Hess was elected to several academic societies, including the National Academy of Sciences (1952), the American Philosophical Society (1960), and the American Academy of Arts and Sciences (1968). He served as president of the Geodesy Section (1951–53) and the Tectonophysics Section (1956–58) of the American Geophysical Union, the Mineralogical Society of America (1955), and the Geological Society of America (1963). He was also appointed chairman of the Committee for Disposal of Radioactive Wastes, chairman of the Earth Sciences Division of the National Research Council, and chairman of the Space Science Advisory Board of the National Academy of Sciences. Along with oceanographer Walter Munk, he was a principal player in the Mohole Project, which aimed to drill beneath the oceanic crust into the mantle.

The Geological Society of America awarded Hess the Penrose Medal for distinguished achievement in the geological sciences in 1966, and NASA awarded him a Distinguished Public Service Award posthumously. Because of his outstanding achievements, the American Geophysical Union created the Harry H. Hess Medal for outstanding research on the constitution and evolution of Earth and sister planets.

Hess’s friends described his personality as puckish and courageous. Part of his greatness as a scientist was his willingness to entertain new ideas, even if they conflicted with his own previous conclusions.
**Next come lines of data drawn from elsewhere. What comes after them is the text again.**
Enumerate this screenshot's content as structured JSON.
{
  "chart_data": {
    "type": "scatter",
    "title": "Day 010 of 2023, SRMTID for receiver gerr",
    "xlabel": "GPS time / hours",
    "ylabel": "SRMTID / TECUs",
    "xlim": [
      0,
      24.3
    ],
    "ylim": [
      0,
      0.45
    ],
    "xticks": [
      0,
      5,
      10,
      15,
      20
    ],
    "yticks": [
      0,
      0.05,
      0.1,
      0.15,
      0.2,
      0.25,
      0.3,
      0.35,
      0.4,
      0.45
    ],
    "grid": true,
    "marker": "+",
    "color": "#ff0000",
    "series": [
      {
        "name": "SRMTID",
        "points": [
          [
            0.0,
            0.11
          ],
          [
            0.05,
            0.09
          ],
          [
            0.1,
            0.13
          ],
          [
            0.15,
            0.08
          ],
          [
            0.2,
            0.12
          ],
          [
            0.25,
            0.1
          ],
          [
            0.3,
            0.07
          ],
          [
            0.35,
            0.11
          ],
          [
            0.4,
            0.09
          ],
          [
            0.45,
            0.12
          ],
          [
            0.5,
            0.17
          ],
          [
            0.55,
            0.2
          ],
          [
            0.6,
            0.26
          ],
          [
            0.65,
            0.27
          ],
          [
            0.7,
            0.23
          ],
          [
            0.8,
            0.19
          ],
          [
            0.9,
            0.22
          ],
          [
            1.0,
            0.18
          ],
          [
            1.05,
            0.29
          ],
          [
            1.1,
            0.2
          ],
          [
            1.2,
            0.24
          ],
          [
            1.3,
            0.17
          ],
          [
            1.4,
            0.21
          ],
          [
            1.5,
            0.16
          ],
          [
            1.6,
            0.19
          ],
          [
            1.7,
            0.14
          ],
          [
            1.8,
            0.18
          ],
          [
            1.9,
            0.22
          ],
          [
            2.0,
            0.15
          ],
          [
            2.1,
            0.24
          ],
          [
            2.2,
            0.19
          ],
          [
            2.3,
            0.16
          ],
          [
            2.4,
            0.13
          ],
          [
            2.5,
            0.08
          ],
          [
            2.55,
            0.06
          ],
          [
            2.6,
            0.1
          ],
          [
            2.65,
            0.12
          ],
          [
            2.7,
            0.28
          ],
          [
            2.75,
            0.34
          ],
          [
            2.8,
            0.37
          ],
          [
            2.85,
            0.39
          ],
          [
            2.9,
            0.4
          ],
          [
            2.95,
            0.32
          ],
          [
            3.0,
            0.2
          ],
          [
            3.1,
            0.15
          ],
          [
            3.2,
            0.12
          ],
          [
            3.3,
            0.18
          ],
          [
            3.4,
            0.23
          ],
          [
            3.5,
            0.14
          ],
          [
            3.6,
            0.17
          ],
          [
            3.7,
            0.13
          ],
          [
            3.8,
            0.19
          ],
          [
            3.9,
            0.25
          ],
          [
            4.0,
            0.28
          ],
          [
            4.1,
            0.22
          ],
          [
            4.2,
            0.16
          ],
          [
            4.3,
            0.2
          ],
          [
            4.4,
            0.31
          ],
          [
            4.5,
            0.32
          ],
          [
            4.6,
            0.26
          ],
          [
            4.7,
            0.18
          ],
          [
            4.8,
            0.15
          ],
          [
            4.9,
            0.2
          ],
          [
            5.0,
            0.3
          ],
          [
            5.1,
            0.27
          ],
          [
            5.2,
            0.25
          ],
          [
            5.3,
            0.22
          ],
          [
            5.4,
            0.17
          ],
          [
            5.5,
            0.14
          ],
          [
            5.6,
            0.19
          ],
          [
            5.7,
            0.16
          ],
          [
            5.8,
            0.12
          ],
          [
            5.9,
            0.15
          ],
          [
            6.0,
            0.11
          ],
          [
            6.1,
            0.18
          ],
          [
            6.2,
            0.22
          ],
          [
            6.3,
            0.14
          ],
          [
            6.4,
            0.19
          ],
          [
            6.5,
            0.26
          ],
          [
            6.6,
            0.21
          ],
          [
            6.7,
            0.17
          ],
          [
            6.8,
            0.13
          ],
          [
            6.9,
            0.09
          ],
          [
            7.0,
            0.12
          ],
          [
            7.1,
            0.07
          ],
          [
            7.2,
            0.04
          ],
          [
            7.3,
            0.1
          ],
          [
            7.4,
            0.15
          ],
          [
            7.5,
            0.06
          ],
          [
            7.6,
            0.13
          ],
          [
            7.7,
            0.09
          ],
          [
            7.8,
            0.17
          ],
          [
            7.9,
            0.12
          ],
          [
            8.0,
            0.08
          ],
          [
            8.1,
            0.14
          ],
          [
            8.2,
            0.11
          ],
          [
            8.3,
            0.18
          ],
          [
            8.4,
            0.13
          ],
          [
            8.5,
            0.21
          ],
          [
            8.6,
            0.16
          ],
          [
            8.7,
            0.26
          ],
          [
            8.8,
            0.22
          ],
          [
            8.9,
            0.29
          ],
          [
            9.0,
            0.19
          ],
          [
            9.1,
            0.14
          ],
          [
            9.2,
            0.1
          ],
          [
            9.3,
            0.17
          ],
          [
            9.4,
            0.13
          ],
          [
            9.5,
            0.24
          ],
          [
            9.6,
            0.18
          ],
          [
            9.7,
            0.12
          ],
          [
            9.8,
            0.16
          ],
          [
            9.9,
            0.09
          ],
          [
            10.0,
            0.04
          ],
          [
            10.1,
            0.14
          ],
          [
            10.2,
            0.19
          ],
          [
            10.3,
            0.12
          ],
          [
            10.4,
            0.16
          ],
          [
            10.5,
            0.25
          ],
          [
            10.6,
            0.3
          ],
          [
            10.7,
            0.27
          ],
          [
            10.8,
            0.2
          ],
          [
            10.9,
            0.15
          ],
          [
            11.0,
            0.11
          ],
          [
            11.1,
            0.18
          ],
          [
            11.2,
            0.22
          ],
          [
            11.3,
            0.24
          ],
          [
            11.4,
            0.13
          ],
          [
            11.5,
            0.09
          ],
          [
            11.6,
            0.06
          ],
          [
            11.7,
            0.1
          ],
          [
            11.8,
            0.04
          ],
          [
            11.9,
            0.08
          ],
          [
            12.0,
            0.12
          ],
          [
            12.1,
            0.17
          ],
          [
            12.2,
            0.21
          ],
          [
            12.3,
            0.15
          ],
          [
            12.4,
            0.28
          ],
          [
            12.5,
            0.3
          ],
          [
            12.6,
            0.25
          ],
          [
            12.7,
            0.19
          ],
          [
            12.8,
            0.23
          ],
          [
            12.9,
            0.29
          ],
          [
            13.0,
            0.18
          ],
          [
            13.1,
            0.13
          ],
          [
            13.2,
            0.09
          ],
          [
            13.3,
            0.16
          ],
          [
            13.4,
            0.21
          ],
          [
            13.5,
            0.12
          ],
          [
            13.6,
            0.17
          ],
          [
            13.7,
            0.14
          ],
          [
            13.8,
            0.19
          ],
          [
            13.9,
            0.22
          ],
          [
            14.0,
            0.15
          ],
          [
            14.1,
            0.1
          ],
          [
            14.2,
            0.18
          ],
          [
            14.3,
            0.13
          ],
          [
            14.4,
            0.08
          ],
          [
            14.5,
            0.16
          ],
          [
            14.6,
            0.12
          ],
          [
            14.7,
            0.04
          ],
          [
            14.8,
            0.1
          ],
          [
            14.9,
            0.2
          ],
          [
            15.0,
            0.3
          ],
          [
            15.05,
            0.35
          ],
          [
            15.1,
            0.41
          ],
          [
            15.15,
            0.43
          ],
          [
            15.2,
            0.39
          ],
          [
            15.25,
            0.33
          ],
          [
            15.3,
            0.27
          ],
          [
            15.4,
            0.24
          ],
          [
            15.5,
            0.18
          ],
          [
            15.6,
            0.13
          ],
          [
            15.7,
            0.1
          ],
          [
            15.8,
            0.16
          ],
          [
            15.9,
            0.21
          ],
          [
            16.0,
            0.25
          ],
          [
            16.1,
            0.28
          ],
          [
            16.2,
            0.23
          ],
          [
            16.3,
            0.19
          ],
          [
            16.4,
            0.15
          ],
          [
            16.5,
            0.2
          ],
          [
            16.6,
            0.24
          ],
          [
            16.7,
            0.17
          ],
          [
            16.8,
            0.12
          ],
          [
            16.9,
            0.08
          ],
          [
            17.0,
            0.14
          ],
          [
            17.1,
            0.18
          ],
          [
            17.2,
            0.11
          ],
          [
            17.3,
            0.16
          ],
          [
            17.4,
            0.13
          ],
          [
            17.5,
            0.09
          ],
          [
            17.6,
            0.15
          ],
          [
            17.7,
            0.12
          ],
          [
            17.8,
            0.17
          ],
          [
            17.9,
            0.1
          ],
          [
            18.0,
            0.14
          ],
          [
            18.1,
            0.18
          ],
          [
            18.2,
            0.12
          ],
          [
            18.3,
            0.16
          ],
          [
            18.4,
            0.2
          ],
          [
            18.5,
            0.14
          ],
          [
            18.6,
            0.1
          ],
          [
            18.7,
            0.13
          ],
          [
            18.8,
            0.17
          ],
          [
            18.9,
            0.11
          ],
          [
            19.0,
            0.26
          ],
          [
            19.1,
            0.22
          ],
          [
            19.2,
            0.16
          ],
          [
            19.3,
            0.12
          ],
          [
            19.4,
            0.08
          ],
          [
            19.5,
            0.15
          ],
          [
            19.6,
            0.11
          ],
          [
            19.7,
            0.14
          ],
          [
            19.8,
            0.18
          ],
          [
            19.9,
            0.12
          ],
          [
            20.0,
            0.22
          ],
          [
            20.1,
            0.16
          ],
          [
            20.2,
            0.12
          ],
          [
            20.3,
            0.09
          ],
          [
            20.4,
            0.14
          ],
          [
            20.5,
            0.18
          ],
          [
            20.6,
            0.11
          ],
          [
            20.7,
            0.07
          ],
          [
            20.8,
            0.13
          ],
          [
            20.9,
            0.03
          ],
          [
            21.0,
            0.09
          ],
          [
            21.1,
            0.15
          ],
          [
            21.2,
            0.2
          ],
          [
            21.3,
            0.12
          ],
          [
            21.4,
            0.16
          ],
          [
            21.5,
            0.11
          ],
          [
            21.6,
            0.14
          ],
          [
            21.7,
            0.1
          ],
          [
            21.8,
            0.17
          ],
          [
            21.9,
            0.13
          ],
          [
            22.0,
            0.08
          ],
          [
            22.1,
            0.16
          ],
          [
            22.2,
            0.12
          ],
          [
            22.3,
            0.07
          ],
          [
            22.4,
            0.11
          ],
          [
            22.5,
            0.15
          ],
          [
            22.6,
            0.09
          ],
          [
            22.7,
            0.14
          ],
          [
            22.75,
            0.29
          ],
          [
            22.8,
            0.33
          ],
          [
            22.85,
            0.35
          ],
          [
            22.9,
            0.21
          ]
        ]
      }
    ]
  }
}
After all, wrong ideas sometimes usher in new eras of scientific accomplishment. By suggesting that ocean basins are continuously recycled, Hess explained why seafloor spreading does not cause Earth to grow, why the sediment layer on the ocean floor is thinner than expected, and why oceanic rocks are younger than continental rocks. Hess’s model of seafloor spreading has become foundational knowledge in the geological sciences and evolved into the theory of plate tectonics. Many questions regarding forces deep within Earth are still actively investigated today.

FURTHER READING: Carruthers, Margaret W., and Susan Clinton. Pioneers of Geology: Discovering Earth’s Secrets. New York: Franklin Watts, 2001.
Hess, Harry H. “Comments on the Pacific Basin.” Geological Survey of Canada. Special Paper (1966): 311-316.

“The Oceanic Crust.” Journal of Marine Research 14 (1955): 423-439.
“Geological Hypotheses and the Earth’s Crust Under the Oceans.” Proceedings of the Royal Society of London, Series A: Mathematical and Physical Sciences 222 (1954): 341-348.